Japanese American History

Japanese Americans in the Seattle Area

Before the start of World War II, Washington was a relatively small and undeveloped state. However, the onset of the war changed all that. According to Belle Reeves, the Washington Secretary of State at the time, “No state has been more profoundly affected economically by the expansion of war industries than Washington.” Because of the many war contracts that had been awarded to Seattle’s aircraft industry, the population of Washington burgeoned. In fact, workers were needed to assist in the production of all materials, equipment, and supplies related to the war effort.

Many Japanese immigrants had begun to populate areas of the Northwest in the late 1800s, seeking employment on railroad construction crews, in salmon canneries, or in coal mines and sawmills. Despite their efforts to contribute to the American economy and assimilate into its culture, Japanese Americans, even those who had demonstrated their loyalty to the United States, were the objects of anger and resentment during World War II.

While every city, county, and region in Washington was preoccupied with the demands of the war, Japanese Americans were forced to deal with the burdens of the war in a different way. In 1942, when President Franklin Roosevelt signed Executive Order 9066, Japanese Americans were uprooted from their homes and taken to internment camps farther inland. According to “Abundant Dreams Diverted,” an article that appeared in the Seattle Times, “government response was quick: 300 Japanese Americans were removed from Bainbridge Island by the end of March 1942; 2000 more from the Seattle area followed in April.” Seattle’s Japan Town, once the second largest in the nation, was emptied in a matter of days. “In Washington state, nearly 13,000 people of Japanese descent ultimately were sent to detention centers—most Seattleites ended up at Camp Minidoka near Hunt, Idaho, while the majority of Western Washington evacuees went to Tule Lake in California.”

In newspaper accounts of the evacuation, the process of relocation was commonly described as calm and efficient. However, for Japanese Americans who were forced to sell most of their belongings at ridiculously low prices and who were uncertain about their futures the move was both terrifying and perplexing. If anything, resignation and deep sorrow, rather than a sense of cooperation, rendered them unable to respond with anything except their familiar Japanese stoicism.

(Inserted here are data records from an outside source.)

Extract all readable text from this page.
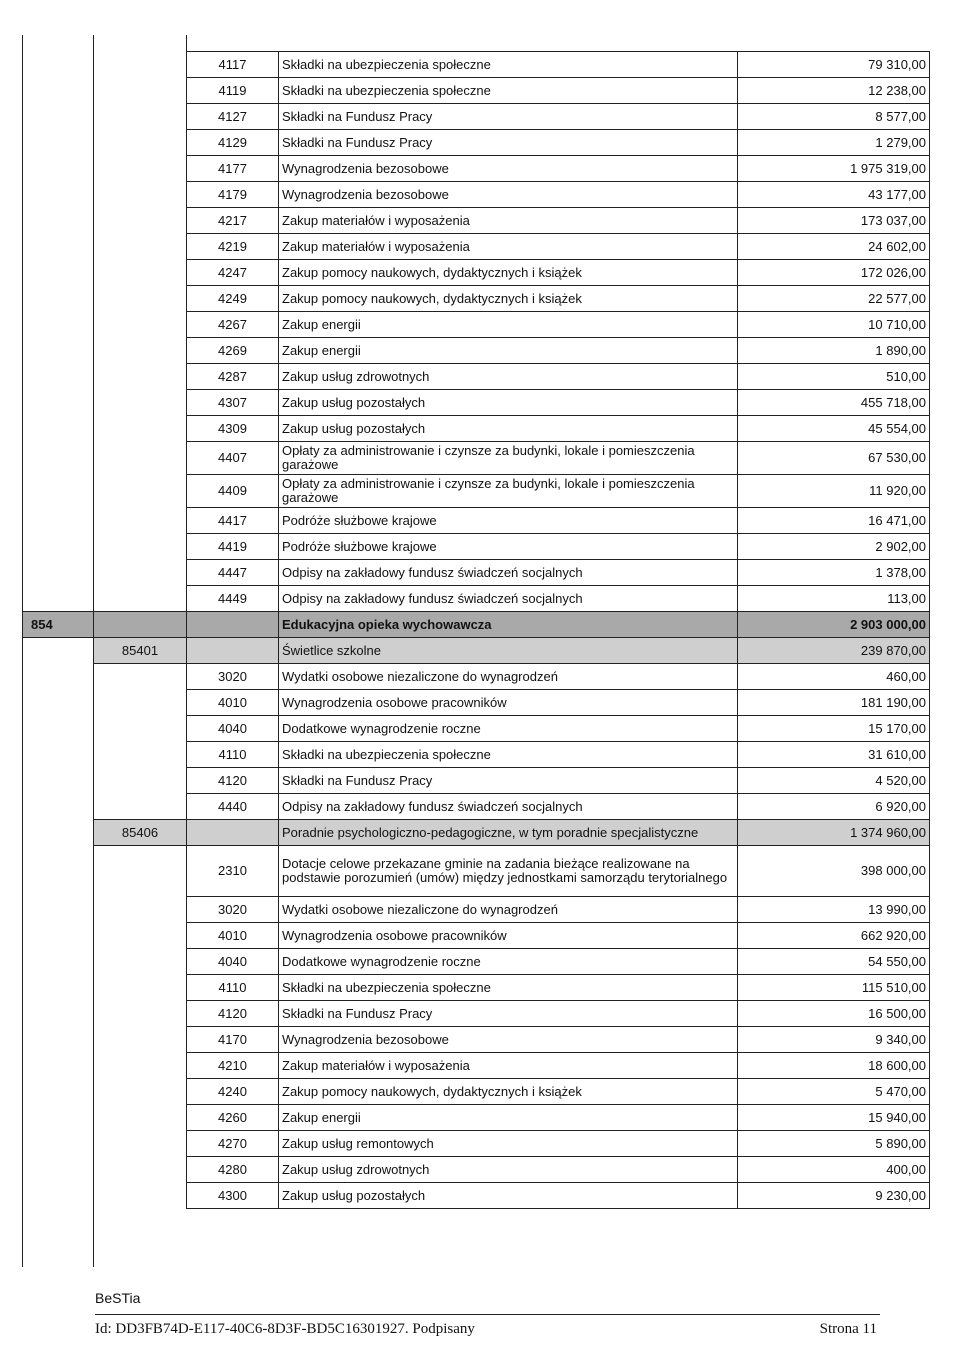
		4117	Składki na ubezpieczenia społeczne	79 310,00
		4119	Składki na ubezpieczenia społeczne	12 238,00
		4127	Składki na Fundusz Pracy	8 577,00
		4129	Składki na Fundusz Pracy	1 279,00
		4177	Wynagrodzenia bezosobowe	1 975 319,00
		4179	Wynagrodzenia bezosobowe	43 177,00
		4217	Zakup materiałów i wyposażenia	173 037,00
		4219	Zakup materiałów i wyposażenia	24 602,00
		4247	Zakup pomocy naukowych, dydaktycznych i książek	172 026,00
		4249	Zakup pomocy naukowych, dydaktycznych i książek	22 577,00
		4267	Zakup energii	10 710,00
		4269	Zakup energii	1 890,00
		4287	Zakup usług zdrowotnych	510,00
		4307	Zakup usług pozostałych	455 718,00
		4309	Zakup usług pozostałych	45 554,00
		4407	Opłaty za administrowanie i czynsze za budynki, lokale i pomieszczenia garażowe	67 530,00
		4409	Opłaty za administrowanie i czynsze za budynki, lokale i pomieszczenia garażowe	11 920,00
		4417	Podróże służbowe krajowe	16 471,00
		4419	Podróże służbowe krajowe	2 902,00
		4447	Odpisy na zakładowy fundusz świadczeń socjalnych	1 378,00
		4449	Odpisy na zakładowy fundusz świadczeń socjalnych	113,00
854			Edukacyjna opieka wychowawcza	2 903 000,00
	85401		Świetlice szkolne	239 870,00
		3020	Wydatki osobowe niezaliczone do wynagrodzeń	460,00
		4010	Wynagrodzenia osobowe pracowników	181 190,00
		4040	Dodatkowe wynagrodzenie roczne	15 170,00
		4110	Składki na ubezpieczenia społeczne	31 610,00
		4120	Składki na Fundusz Pracy	4 520,00
		4440	Odpisy na zakładowy fundusz świadczeń socjalnych	6 920,00
	85406		Poradnie psychologiczno-pedagogiczne, w tym poradnie specjalistyczne	1 374 960,00
		2310	Dotacje celowe przekazane gminie na zadania bieżące realizowane na podstawie porozumień (umów) między jednostkami samorządu terytorialnego	398 000,00
		3020	Wydatki osobowe niezaliczone do wynagrodzeń	13 990,00
		4010	Wynagrodzenia osobowe pracowników	662 920,00
		4040	Dodatkowe wynagrodzenie roczne	54 550,00
		4110	Składki na ubezpieczenia społeczne	115 510,00
		4120	Składki na Fundusz Pracy	16 500,00
		4170	Wynagrodzenia bezosobowe	9 340,00
		4210	Zakup materiałów i wyposażenia	18 600,00
		4240	Zakup pomocy naukowych, dydaktycznych i książek	5 470,00
		4260	Zakup energii	15 940,00
		4270	Zakup usług remontowych	5 890,00
		4280	Zakup usług zdrowotnych	400,00
		4300	Zakup usług pozostałych	9 230,00
BeSTia
Id: DD3FB74D-E117-40C6-8D3F-BD5C16301927. Podpisany	Strona 11
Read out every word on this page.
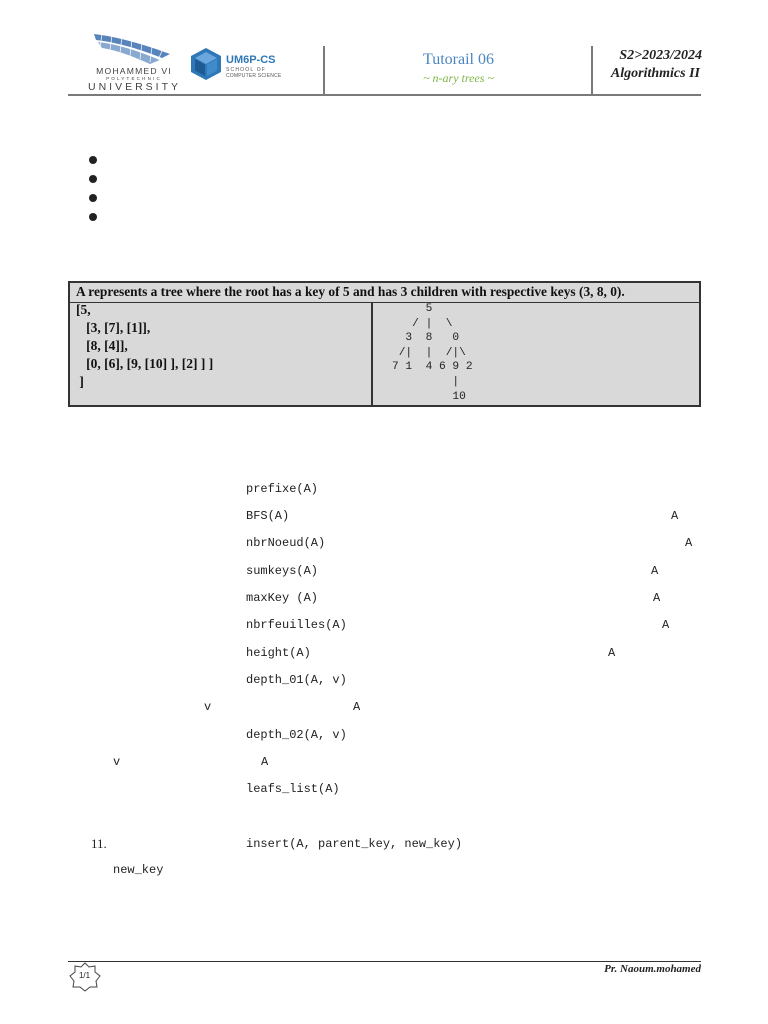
MOHAMMED VI
POLYTECHNIC
UNIVERSITY
UM6P-CS
SCHOOL OF
COMPUTER SCIENCE
Tutorail 06
~ n-ary trees ~
S2>2023/2024
Algorithmics II
A represents a tree where the root has a key of 5 and has 3 children with respective keys (3, 8, 0).
[5,
[3, [7], [1]],
[8, [4]],
[0, [6], [9, [10] ], [2] ] ]
]
5
/ |  \
3  8   0
/|  |  /|\
7 1  4 6 9 2
|
10
prefixe(A)
BFS(A)	A
nbrNoeud(A)	A
sumkeys(A)	A
maxKey (A)	A
nbrfeuilles(A)	A
height(A)	A
depth_01(A, v)
v	A
depth_02(A, v)
v	A
leafs_list(A)
11.	insert(A, parent_key, new_key)
new_key
1/1
Pr. Naoum.mohamed
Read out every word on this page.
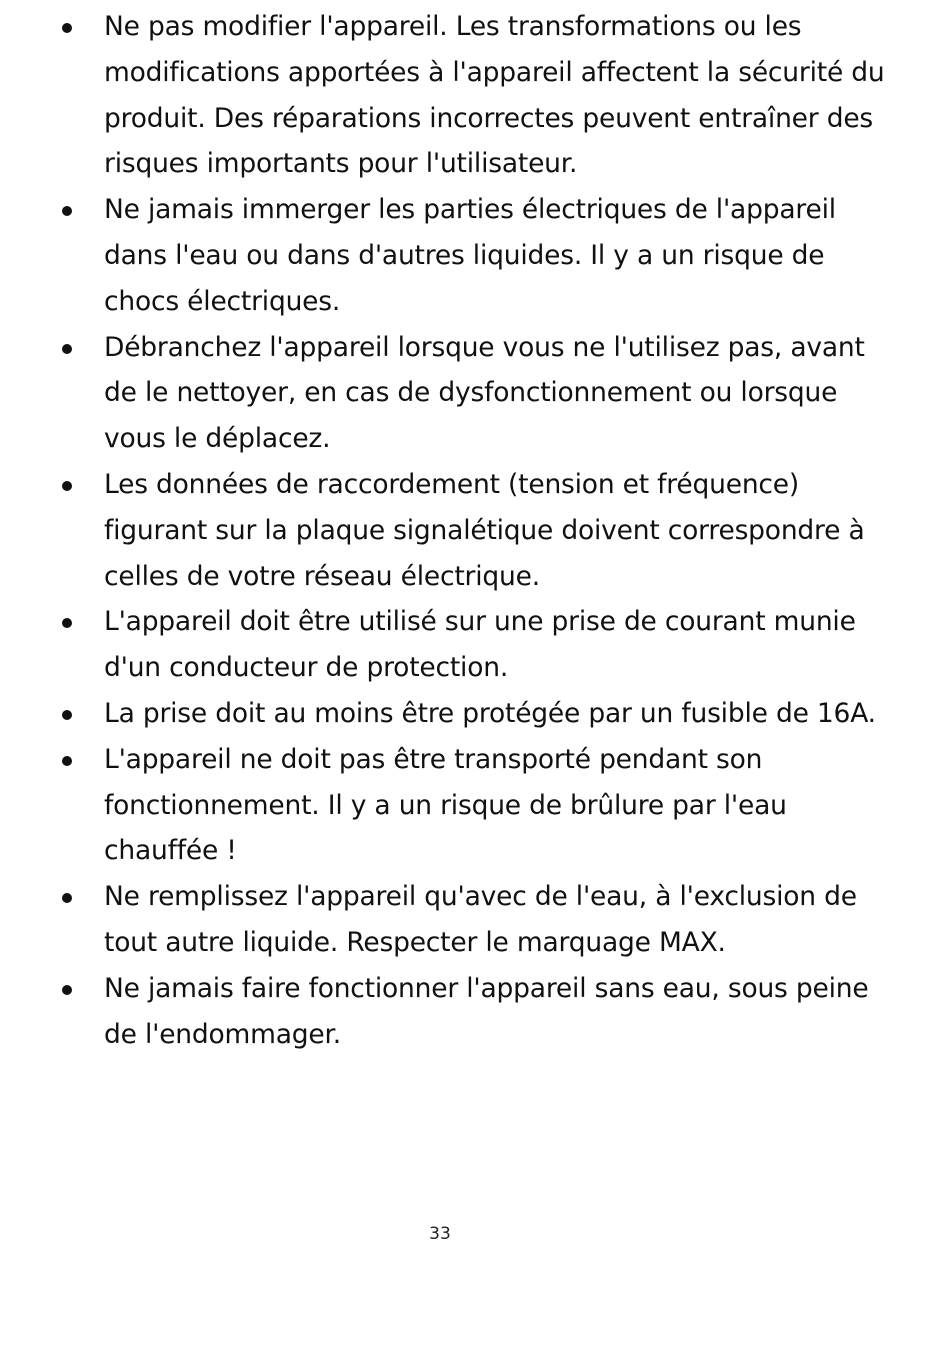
Ne pas modifier l'appareil. Les transformations ou les modifications apportées à l'appareil affectent la sécurité du produit. Des réparations incorrectes peuvent entraîner des risques importants pour l'utilisateur.
Ne jamais immerger les parties électriques de l'appareil dans l'eau ou dans d'autres liquides. Il y a un risque de chocs électriques.
Débranchez l'appareil lorsque vous ne l'utilisez pas, avant de le nettoyer, en cas de dysfonctionnement ou lorsque vous le déplacez.
Les données de raccordement (tension et fréquence) figurant sur la plaque signalétique doivent correspondre à celles de votre réseau électrique.
L'appareil doit être utilisé sur une prise de courant munie d'un conducteur de protection.
La prise doit au moins être protégée par un fusible de 16A.
L'appareil ne doit pas être transporté pendant son fonctionnement. Il y a un risque de brûlure par l'eau chauffée !
Ne remplissez l'appareil qu'avec de l'eau, à l'exclusion de tout autre liquide. Respecter le marquage MAX.
Ne jamais faire fonctionner l'appareil sans eau, sous peine de l'endommager.
33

It is important to note that not one of the Japanese Americans incarcerated during this time was ever formally charged with espionage or any other war-related crime. Despite the apologies and monetary compensations that were later offered by the U.S. government, the real tragedy was not the loss of businesses and property, but instead the loss of the innocent dreams that Japanese immigrants brought to America—dreams that would never be reclaimed—even long after the end of World War II.